Go to Service Center → Monitoring → Integrations. Filter by module name and the time range of the failure. Each log entry shows the full request URL, headers, request body, HTTP status code, response body, and duration in milliseconds. This is the fastest debugging tool for API integration issues. In ODC, open ODC Portal → Monitoring → Traces and filter for the relevant app.

### Does OutSystems automatically retry failed API calls?

No. OutSystems does not have built-in retry logic for REST API calls. You must implement retry patterns manually in Server Actions using a loop with a counter and the Wait system action. This gives you full control over retry conditions, max attempts, and delay strategy — which is preferable since blind retries can worsen rate-limiting situations.

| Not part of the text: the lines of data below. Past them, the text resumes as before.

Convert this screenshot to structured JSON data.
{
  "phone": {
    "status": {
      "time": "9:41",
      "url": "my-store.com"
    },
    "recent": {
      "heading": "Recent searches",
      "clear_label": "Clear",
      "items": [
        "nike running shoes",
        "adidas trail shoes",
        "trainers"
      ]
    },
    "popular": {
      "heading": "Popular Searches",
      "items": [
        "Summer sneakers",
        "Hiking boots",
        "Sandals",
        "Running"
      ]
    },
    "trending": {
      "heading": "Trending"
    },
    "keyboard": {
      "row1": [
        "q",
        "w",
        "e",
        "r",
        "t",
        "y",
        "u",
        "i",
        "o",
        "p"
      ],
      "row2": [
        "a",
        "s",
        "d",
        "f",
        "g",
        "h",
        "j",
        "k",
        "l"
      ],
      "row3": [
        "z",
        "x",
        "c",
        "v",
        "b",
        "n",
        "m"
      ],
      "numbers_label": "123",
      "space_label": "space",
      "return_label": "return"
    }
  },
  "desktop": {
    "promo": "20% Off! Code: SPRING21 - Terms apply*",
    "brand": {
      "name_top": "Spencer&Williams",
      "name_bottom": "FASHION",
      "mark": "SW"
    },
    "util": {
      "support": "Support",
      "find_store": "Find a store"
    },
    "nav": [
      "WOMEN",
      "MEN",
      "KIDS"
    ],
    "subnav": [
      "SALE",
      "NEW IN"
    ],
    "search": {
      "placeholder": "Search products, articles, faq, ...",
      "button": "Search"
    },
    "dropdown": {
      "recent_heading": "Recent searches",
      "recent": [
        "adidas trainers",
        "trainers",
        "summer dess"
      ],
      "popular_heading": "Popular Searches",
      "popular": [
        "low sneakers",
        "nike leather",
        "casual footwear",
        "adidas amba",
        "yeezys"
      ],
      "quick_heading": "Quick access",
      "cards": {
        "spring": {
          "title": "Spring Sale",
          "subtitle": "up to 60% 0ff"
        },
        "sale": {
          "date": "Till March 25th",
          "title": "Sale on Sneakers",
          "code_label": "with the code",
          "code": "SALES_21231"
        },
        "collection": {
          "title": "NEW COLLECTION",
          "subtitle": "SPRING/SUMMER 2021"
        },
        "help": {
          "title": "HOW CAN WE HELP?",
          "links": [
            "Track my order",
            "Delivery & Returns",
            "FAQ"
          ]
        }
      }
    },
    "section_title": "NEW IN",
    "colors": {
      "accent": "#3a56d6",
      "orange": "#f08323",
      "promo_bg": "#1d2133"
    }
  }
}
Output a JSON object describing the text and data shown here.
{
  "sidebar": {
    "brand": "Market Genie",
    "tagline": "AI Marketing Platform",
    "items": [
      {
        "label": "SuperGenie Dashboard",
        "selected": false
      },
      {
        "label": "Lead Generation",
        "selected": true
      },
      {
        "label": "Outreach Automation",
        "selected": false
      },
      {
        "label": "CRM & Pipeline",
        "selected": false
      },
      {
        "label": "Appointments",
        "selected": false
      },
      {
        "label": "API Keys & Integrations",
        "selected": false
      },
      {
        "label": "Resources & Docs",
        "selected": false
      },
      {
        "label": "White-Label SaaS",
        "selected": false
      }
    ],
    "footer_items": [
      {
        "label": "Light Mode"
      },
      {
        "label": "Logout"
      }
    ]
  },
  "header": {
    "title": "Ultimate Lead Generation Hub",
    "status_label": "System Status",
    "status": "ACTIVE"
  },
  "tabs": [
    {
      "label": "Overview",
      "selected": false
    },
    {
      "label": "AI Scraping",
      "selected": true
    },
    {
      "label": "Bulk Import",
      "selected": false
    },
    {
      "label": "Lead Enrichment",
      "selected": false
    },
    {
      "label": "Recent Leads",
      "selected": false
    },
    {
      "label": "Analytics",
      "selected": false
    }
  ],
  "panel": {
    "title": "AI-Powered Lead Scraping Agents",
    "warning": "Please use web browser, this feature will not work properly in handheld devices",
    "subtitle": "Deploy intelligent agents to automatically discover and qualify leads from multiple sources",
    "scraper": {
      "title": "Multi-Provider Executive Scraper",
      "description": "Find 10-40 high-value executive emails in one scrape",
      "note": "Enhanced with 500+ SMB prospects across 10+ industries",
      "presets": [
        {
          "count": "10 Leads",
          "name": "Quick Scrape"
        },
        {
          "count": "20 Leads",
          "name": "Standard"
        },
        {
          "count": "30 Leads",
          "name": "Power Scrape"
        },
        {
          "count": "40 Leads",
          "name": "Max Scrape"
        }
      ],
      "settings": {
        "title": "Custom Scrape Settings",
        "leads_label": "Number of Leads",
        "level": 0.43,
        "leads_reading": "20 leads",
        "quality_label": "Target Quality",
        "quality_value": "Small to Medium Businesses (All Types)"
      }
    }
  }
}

### What is the difference between handling errors in OnAfterResponse vs handling them in the calling Server Action?

OnAfterResponse runs once for the entire REST API and applies to every method call — it is the right place for protocol-level error handling like HTTP status code checking. The calling Server Action exception handler is method-call-specific and handles the business-level response to that error (showing a message, logging context-specific data, deciding whether to retry). Use both layers together for complete coverage.